The future terrifies me. How will we age together? Which one of our brains will give out first, with Alzheimer’s and dementia on branches of both of our family trees? Sometimes I wonder, “Can I do this again? Do I have it in me?”  And yet, every time we make up after a fight, I remember why I love him, and revisit the things that work between us, even on the hard days. When we ended up back home together the next morning, we talked about what happened and vowed not to handle it that way again. 

Finding your people

Recently, I did something I couldn’t have foreseen in the early stages of my caregiving journey; I organized a support group of like-minded caregivers. We all need friends with whom we can abandon the “I’m fine, thank you,” responses. My own strategies and mantras were fraying, losing their power to relax the self-imposed need for constant vigilance. My “go-to” calming imagery — a happy place on a lake — was fading like a photo in the sun. With age came less energy, more physical reminders of my own mortality, an elevated cholesterol that needed tending, a shoulder surgery here, a torn meniscus there. My own mental tank needs filling at more frequent intervals.

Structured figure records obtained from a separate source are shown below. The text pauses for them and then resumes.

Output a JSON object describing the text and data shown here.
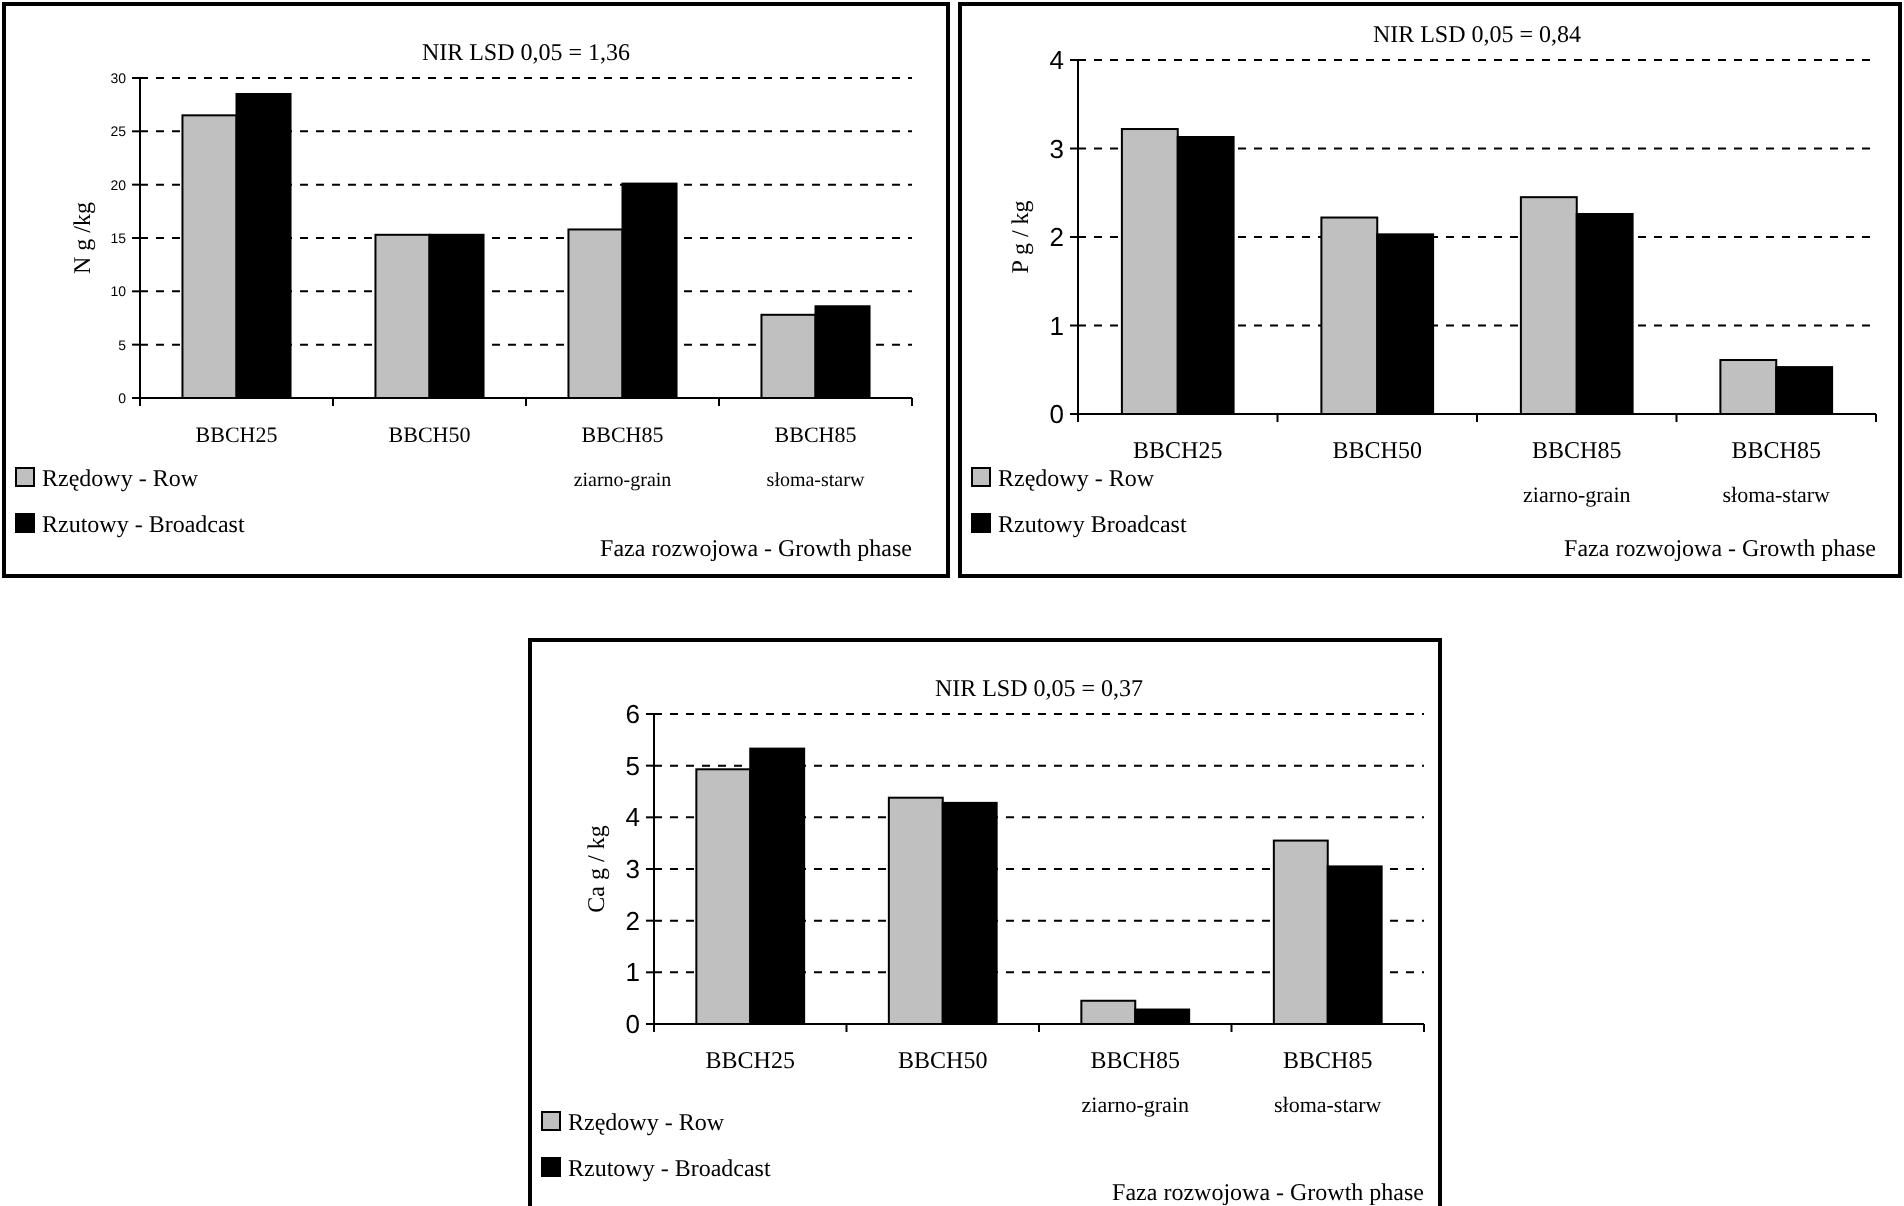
{
  "chart_data": [
    {
      "type": "bar",
      "title": "NIR LSD 0,05 = 1,36",
      "ylabel": "N g /kg",
      "xlabel": "Faza rozwojowa - Growth phase",
      "categories": [
        "BBCH25",
        "BBCH50",
        "BBCH85\nziarno-grain",
        "BBCH85\nsłoma-starw"
      ],
      "series": [
        {
          "name": "Rzędowy - Row",
          "color": "#c0c0c0",
          "values": [
            26.5,
            15.3,
            15.8,
            7.8
          ]
        },
        {
          "name": "Rzutowy - Broadcast",
          "color": "#000000",
          "values": [
            28.5,
            15.3,
            20.1,
            8.6
          ]
        }
      ],
      "ylim": [
        0,
        30
      ],
      "yticks": [
        0,
        5,
        10,
        15,
        20,
        25,
        30
      ],
      "grid": "y",
      "legend": "bottom left"
    },
    {
      "type": "bar",
      "title": "NIR LSD  0,05 = 0,84",
      "ylabel": "P g / kg",
      "xlabel": "Faza rozwojowa - Growth phase",
      "categories": [
        "BBCH25",
        "BBCH50",
        "BBCH85\nziarno-grain",
        "BBCH85\nsłoma-starw"
      ],
      "series": [
        {
          "name": "Rzędowy - Row",
          "color": "#c0c0c0",
          "values": [
            3.22,
            2.22,
            2.45,
            0.61
          ]
        },
        {
          "name": "Rzutowy Broadcast",
          "color": "#000000",
          "values": [
            3.13,
            2.03,
            2.26,
            0.53
          ]
        }
      ],
      "ylim": [
        0,
        4
      ],
      "yticks": [
        0,
        1,
        2,
        3,
        4
      ],
      "grid": "y",
      "legend": "bottom left"
    },
    {
      "type": "bar",
      "title": "NIR LSD  0,05 = 0,37",
      "ylabel": "Ca g / kg",
      "xlabel": "Faza rozwojowa - Growth phase",
      "categories": [
        "BBCH25",
        "BBCH50",
        "BBCH85\nziarno-grain",
        "BBCH85\nsłoma-starw"
      ],
      "series": [
        {
          "name": "Rzędowy - Row",
          "color": "#c0c0c0",
          "values": [
            4.93,
            4.38,
            0.45,
            3.55
          ]
        },
        {
          "name": "Rzutowy - Broadcast",
          "color": "#000000",
          "values": [
            5.33,
            4.28,
            0.28,
            3.05
          ]
        }
      ],
      "ylim": [
        0,
        6
      ],
      "yticks": [
        0,
        1,
        2,
        3,
        4,
        5,
        6
      ],
      "grid": "y",
      "legend": "bottom left"
    }
  ]
}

I’m not sharing this personal moment because I have any answers. In fact, I’m sharing because we need them. We need to talk more about the hard things, the commonalities and fears. We need to open the conversation more often with “Today stinks…” or “I’m sad…” and then be ready to see what might come back. Even if it isn’t pretty or perfect. At this stage in my life, I want to be around people who are brave and real, who love a spicy joke (even if they wouldn’t tell one) and are unconcerned about perfect appearances or Instagram filters.

Accessing resources

Many of the columns I write for AARP offer helpful tips or resources. Because this is my own story, I can only offer small things that have worked for me. They aren’t original and they certainly aren’t magic. But the first step involves just taking off the mask and being real with someone else.

When I Feel Anxious

Steps I take to calm my brain when anxiety takes hold:

  • Repeat out loud: “Hold on, it will get better. You won’t feel this way forever.”
  • Find or create a support group. The AARP Family Caregiver’s Discussion Group on Facebook is a place where people are real, honest and supportive. There is also terrific advice for very specific questions.
  • Garden, cook, work on a project, write, paint, knit, craft, do a puzzle. Using my hands to create something releases good endorphins.
  • Move my body. Walk, swim, run, stretch, reach my hands to the sky.
  • Seek professional counseling or help.
  • Remind myself there are many fellow travelers. There’s comfort in numbers.